La strategia seguita si orienta a promuovere interventi integrati coinvolgendo il più possibile le città nella programmazione e nella realizzazione degli investimenti. Tre gli obiettivi fondamentali: -riduzione delle disparità regionali in termini di ricchezza e benessere, -aumento della competitività e dell’occupazione, -sostegno della cooperazione transfrontaliera.

Nei prossimi mesi, tra le prime scelte che ciascun governo sarà chiamato a compiere sui programmi per i fondi strutturali 2014-2020 c’è quella relativa alla selezione delle città e delle aree d’intervento e al ruolo da attribuire alle amministrazioni coinvolte:  una sorta di contratto tra gli attori istituzionali interessati alla gestione dei fondi strutturali che andrà elaborato, condiviso e fatto approvare da Bruxelles.

Il successo degli interventi per lo sviluppo urbano dipenderà soprattutto dalla capacità amministrativa delle città e dalla qualità della collaborazione col governo nazionale e con le Regioni.

Molte le città italiane interessate che già stanno affrontando le criticità dei loro territori con politiche urbane che trasformeranno la presenza di aree dismesse in risorsa ed opportunità di lavoro: la riconversione, infatti, consente alle nostre città di dotarsi di quelle strutture e di quegli servizi necessari ad elevare la qualità urbana e quindi punta al miglioramento della nostra vita quotidiana e della qualità della salute pubblica.

Il recupero delle aree dismesse torni ad essere uno dei temi centrali delle politiche di governo anche del nostro territorio con la realizzazione di Laboratori Urbani, Parchi Urbani o di quartiere, centri polivalenti, teatri tutti luoghi al servizio della cittadinanza. Non potremo permetterci più  di parlare di crisi di modello quando trasformazione urbanistica, sviluppo economico si uniranno al largo consenso sociale.

Nel caso specifico della Valle del Sacco bisognerà articolare da subito un” Sistema Comuni” tracciato sul metodo sulle priorità per vivacizzare una Agenda Urbana che integri i diversi livelli di governo con le politiche settoriali, le risorse finanziarie ordinarie e comunitarie. Assumendo, a nostro avviso, come prioritari i bisogni dei cittadini le amministrazioni locali interessate e quelle centrali dovranno imparare ad ascoltare e tradurre in domanda di ricerca e di lavoro le richieste di sviluppo qualificato e diffuso che sosteniamo con determinazione anche nella presente proposta.
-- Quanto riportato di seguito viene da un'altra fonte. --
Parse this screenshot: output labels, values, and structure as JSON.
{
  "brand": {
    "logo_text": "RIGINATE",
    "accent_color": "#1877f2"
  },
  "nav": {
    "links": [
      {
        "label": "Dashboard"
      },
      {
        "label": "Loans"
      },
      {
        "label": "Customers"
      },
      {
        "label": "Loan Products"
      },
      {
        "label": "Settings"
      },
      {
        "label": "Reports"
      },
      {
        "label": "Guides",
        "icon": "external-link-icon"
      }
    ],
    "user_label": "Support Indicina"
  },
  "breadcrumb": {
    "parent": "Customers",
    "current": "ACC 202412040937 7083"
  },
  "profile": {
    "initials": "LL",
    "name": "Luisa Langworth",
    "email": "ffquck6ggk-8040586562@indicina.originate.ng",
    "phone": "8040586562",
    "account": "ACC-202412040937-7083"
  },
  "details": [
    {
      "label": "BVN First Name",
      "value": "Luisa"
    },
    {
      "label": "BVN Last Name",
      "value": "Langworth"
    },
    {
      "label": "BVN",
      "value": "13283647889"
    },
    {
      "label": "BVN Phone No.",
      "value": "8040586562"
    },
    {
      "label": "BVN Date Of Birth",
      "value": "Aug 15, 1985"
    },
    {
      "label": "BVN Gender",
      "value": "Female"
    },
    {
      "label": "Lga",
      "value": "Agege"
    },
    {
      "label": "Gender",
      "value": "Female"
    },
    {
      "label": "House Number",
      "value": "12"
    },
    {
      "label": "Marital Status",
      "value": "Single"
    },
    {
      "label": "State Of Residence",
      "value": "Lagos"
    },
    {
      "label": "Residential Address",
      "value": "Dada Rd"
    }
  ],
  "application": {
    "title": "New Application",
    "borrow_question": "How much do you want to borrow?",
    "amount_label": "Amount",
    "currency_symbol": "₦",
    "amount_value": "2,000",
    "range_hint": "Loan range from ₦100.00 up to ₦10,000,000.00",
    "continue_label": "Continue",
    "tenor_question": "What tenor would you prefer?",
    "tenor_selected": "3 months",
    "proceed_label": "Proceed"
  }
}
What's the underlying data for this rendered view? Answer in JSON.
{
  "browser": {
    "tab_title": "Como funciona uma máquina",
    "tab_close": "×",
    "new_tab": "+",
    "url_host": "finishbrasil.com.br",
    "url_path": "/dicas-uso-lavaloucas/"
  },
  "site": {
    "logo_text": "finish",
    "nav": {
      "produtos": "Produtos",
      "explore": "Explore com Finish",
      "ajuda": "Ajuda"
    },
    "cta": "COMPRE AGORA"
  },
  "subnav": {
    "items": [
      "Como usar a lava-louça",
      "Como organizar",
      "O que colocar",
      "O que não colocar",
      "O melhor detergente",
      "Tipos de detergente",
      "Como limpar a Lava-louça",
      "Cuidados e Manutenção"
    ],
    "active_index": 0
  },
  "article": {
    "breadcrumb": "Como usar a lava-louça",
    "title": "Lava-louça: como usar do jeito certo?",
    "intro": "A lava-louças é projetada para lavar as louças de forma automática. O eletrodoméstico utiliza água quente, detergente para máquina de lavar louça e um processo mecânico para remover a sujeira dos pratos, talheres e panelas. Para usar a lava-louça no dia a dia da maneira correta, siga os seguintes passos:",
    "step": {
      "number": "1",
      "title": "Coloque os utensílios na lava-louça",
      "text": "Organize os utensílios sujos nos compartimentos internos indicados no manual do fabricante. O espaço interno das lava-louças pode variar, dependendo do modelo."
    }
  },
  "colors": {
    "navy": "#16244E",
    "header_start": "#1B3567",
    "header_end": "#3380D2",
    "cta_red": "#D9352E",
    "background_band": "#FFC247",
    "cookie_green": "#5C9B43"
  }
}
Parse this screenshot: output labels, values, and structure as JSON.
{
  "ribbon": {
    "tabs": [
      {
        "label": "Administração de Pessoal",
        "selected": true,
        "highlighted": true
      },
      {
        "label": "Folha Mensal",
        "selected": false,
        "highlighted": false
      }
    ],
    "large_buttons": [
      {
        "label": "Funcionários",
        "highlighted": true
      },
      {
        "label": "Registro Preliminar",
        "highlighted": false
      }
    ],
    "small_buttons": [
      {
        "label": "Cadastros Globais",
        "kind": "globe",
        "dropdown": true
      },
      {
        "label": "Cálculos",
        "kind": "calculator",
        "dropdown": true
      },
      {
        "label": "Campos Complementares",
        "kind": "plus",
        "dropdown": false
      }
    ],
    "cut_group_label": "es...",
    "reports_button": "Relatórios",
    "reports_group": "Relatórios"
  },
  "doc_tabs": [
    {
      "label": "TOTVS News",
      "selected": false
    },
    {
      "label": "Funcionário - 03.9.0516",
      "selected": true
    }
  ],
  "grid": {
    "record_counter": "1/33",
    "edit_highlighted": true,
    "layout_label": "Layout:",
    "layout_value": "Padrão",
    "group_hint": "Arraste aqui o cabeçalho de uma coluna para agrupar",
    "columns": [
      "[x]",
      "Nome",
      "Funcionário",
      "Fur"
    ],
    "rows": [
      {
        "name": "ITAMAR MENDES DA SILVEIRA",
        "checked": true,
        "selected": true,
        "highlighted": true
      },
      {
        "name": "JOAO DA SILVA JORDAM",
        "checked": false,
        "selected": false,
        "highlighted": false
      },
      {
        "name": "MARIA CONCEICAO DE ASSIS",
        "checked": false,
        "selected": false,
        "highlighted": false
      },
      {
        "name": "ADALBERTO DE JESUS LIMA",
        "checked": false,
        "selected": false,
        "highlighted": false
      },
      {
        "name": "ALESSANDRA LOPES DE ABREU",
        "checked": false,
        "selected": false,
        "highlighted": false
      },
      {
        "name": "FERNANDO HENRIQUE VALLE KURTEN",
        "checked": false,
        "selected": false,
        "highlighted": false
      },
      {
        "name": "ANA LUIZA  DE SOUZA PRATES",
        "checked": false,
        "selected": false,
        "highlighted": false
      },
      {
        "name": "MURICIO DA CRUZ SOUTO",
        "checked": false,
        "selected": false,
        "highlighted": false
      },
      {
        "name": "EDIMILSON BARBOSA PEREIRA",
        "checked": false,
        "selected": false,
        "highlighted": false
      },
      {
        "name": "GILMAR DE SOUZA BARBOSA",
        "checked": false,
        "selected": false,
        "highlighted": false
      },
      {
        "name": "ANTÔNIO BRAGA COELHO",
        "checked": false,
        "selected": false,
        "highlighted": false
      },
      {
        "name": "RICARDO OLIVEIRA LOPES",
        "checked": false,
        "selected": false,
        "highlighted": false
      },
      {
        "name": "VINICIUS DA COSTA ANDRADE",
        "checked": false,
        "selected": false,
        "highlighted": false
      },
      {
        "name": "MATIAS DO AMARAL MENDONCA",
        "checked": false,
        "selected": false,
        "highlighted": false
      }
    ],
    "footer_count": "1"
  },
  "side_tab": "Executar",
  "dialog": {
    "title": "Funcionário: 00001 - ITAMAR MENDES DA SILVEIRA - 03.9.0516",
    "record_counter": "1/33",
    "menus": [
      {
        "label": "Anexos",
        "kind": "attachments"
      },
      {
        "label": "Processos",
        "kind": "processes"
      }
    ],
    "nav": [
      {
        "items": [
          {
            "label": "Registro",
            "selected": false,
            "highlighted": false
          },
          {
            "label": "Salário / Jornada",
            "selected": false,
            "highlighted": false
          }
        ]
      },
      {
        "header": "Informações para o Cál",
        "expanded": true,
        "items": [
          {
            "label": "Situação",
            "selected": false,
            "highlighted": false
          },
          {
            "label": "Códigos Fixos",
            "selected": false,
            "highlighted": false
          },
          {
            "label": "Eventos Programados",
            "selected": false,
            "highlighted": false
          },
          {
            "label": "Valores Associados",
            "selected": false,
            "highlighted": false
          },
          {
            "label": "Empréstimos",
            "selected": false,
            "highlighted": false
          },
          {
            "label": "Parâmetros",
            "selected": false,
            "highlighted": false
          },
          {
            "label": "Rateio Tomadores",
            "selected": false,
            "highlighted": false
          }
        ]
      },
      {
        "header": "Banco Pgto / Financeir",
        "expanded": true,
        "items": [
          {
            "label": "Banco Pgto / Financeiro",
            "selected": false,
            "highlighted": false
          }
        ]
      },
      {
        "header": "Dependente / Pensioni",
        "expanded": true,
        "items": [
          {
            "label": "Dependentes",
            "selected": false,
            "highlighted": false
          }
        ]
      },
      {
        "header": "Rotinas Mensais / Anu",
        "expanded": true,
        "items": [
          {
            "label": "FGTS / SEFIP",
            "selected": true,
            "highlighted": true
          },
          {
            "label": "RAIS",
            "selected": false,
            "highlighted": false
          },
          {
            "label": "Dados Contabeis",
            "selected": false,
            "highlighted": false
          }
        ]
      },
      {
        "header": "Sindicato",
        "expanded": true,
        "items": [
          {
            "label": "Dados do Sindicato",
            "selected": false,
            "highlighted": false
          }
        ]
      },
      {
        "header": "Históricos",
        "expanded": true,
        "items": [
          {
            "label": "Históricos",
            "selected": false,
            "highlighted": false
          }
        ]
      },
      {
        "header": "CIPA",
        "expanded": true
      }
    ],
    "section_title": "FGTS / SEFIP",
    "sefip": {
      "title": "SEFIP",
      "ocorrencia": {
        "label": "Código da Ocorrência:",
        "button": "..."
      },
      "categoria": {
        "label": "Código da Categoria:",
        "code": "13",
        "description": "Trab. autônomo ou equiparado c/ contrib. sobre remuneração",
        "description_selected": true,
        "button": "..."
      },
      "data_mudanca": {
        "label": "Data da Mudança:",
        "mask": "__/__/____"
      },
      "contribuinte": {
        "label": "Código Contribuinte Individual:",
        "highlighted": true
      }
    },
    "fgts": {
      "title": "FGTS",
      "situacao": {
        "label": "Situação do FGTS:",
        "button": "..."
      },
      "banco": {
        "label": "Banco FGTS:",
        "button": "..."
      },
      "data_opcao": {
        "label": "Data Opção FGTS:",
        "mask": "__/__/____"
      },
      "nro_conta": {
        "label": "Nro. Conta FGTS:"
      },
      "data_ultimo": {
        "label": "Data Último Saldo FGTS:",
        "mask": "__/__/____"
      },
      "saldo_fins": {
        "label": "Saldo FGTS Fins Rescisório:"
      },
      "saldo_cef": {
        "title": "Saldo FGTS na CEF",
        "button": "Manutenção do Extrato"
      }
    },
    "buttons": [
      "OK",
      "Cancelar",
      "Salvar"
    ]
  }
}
Superare la sovrapposizione/contrapposizione tra politiche ordinarie e politiche aggiuntive con particolare riferimento ad una opzione strategica “Città” vuol dire agire una coesione riferita alla densità e alla pienezza delle relazioni umane che si realizzeranno quando, crescendo le opportunità di sviluppo, si definirà anche il metodo con il quale le politiche di sviluppo devono potersi realizzare nelle periferie.

Il metodo del confronto fra soggetti interni  ed esterni al territorio, a noi sembra,  l’unico.

Da ora, dunque, sarà opportuno iniziare la costruzione orizzontale fra Comuni, sistemi di imprese, cittadini organizzati e contemporaneamente verticali fra i diversi livelli di governo.

La soluzione è solo quella collettiva.

Mi sento fortunata perché intorno a me ce ne sono tante-i. Le Istituzioni non potranno rimanere più immobili alle buone proposte di una base pensante che chiede un mondo migliore.